Assistant principal Ann Laszewski said the purpose of the training was to help teachers see how global studies can be easily infused in daily lessons. In turn, the training will guide teachers in preparing students for a greater understanding of world regions, cultures and global issues.

For middle school science teacher Ann King, her Friday training was one well spent, she said.

“The courses hit our curriculum right on. I’m able to bring my Charlotte-oriented children a world perspective with this information we received,” said King. “I want them to see where they are and what’s in the world around them without having any fear or misconceptions. This is a global academy and these courses reinforced what we’re doing. I want our students to see beyond the boundaries of Charlotte.”

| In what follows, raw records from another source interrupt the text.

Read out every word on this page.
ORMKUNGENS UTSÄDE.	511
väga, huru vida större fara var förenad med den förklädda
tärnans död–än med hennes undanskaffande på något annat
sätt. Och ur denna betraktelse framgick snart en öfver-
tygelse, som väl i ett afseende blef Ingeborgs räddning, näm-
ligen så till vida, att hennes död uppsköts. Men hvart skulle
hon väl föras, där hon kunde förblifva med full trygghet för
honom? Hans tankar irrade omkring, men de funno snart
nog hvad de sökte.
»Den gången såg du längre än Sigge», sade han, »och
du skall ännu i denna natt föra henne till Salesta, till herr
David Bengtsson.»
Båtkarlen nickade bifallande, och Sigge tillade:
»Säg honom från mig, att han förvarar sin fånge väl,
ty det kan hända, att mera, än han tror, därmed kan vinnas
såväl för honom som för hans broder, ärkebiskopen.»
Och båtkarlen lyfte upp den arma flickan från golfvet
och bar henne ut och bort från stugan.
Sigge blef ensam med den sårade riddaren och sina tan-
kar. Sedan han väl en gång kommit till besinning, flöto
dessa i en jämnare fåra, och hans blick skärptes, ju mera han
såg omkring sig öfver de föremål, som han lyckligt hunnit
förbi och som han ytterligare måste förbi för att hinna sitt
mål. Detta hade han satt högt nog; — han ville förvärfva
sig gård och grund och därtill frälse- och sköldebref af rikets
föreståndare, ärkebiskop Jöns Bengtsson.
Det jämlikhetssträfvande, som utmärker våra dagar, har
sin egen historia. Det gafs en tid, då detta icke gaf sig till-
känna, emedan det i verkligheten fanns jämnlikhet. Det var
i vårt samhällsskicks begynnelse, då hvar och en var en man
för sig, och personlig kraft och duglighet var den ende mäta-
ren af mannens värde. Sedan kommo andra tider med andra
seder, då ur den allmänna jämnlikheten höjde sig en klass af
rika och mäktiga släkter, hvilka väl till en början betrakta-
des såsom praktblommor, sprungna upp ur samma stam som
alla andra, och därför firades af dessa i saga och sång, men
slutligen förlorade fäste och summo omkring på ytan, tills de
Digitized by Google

During one of the sessions, “Jordan, Israel, and the Palestinian Territories: A Recent Portrait,” presenters Mona McRae and her husband, Jim, examined current issues of political and religious conflict in Middle Eastern territories. They shared background information of the region and provided strategies for classroom integration. Their presentation was created to tear down any barriers or misconceptions Americans may have about life in the Middle East, she said.

First Sgt. Anthony Bayse, U.S. Army instructor for JROTC, said the training helped him recognize different ways to teach globally competitive students.

“We learned about the big picture: Global content, global context and global lessons. Are we just giving students the content or are we able to share how it is used and have awareness about what we teach them? The courses broadened our horizons and view points as instructors. We are able to share what we learned and help them understand how to impact the world around us,” said Bayse.